Itulah tugas sejati seorang ilmuan atau akademisi ketika mereka dihadapkan dengan data sejarah. Bagaimana ia tetap bangkit dengan pena, mempelajari masa lalu, merekayasa sebuah konstruksi, melawan hegemoni dan berpihak kepada kaum lemah. Itulah tugas seorang ilmuan, bahwa ia harus percaya pada ilmunya, berdiri diatas asas-asas keilmuan, bertindak secara ilmiah, mengagungkan ilmu dan meletakkannya pada punca kemajuan peradaban.

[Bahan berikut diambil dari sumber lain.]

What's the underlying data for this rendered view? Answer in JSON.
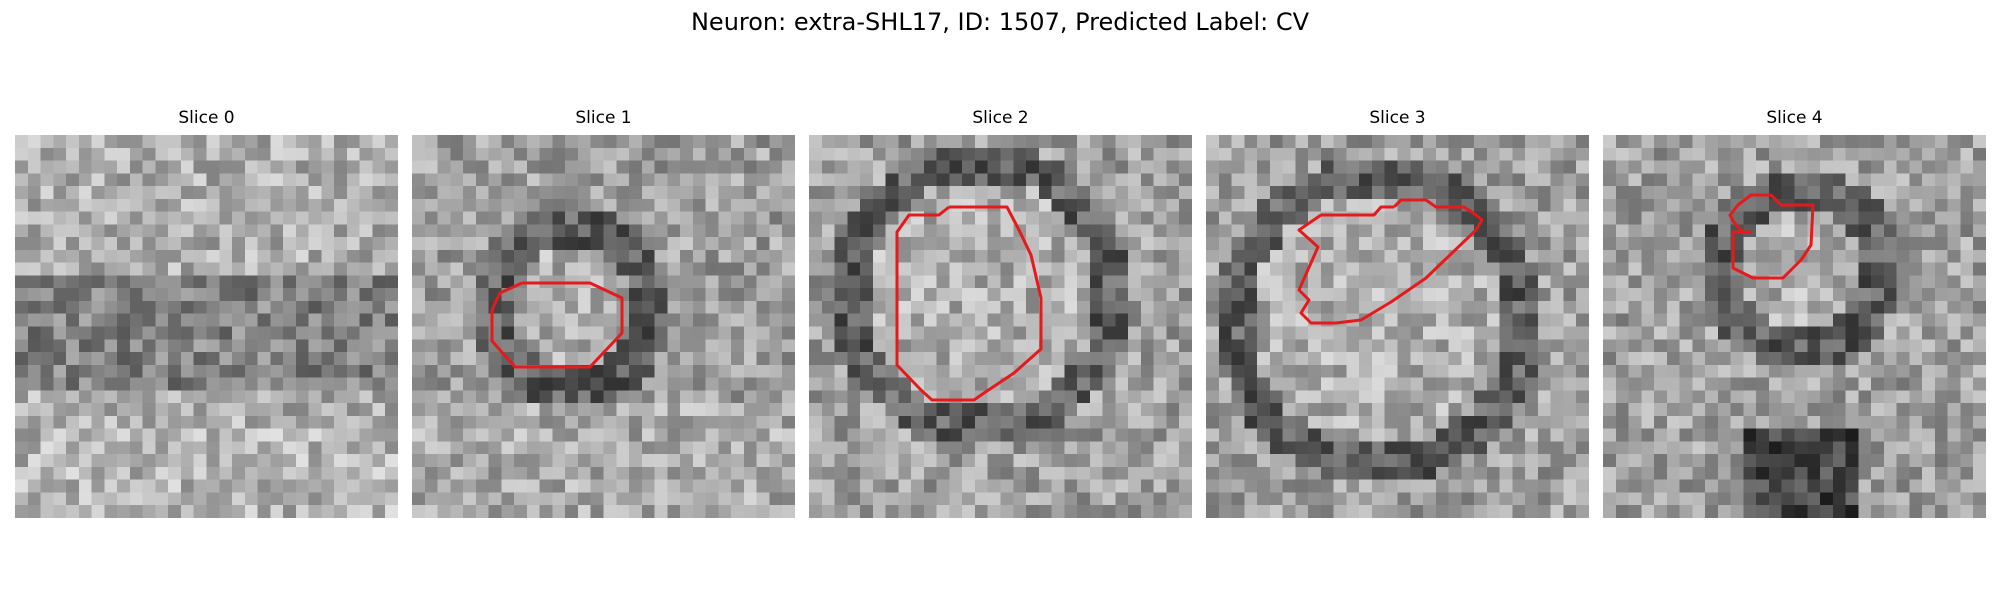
{
  "title": "Neuron: extra-SHL17, ID: 1507, Predicted Label: CV",
  "contour_color": "#e41a1c",
  "panels": [
    {
      "title": "Slice 0"
    },
    {
      "title": "Slice 1"
    },
    {
      "title": "Slice 2"
    },
    {
      "title": "Slice 3"
    },
    {
      "title": "Slice 4"
    }
  ]
}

Jangan sampai hanya karena sebagian elit dan masyakarat masih menganggap remeh pengetahuan, kita sebagai akademisi kemudian juga ikut meremehkannya. Mereka meremehkan pengetahuan karena kebodohannya. Dan jika kita meremehkan pengetahuan karena mereka, berarti kita lebih bodoh daripada mereka.
Jangan sampai kepercayaan kita kepada keagungan pengetahuan diperkosa oleh permainan politik, sikap skeptis yang membuat kita terjerembab basah kedalam lubang pragmatisme. Atau sekedar memahami pengetahuan sebagai kum, sertifikasi, dana proyek penelitian, kenaikan pangkat dan gaji. Karena, jika kita sudah berfikir demikian, sama saja kita dengan mereka. Padahal, bukankah Tuhan sendiri berkata “Qul hal yastawil ladziina ya’lamuuna walladziina laa ya’lamun”. Katakanlah olehmu adakah sama antara orang-orang yang berilmu dan orang-orang yang tidak berilmu? (Al-Zumar, 39:09).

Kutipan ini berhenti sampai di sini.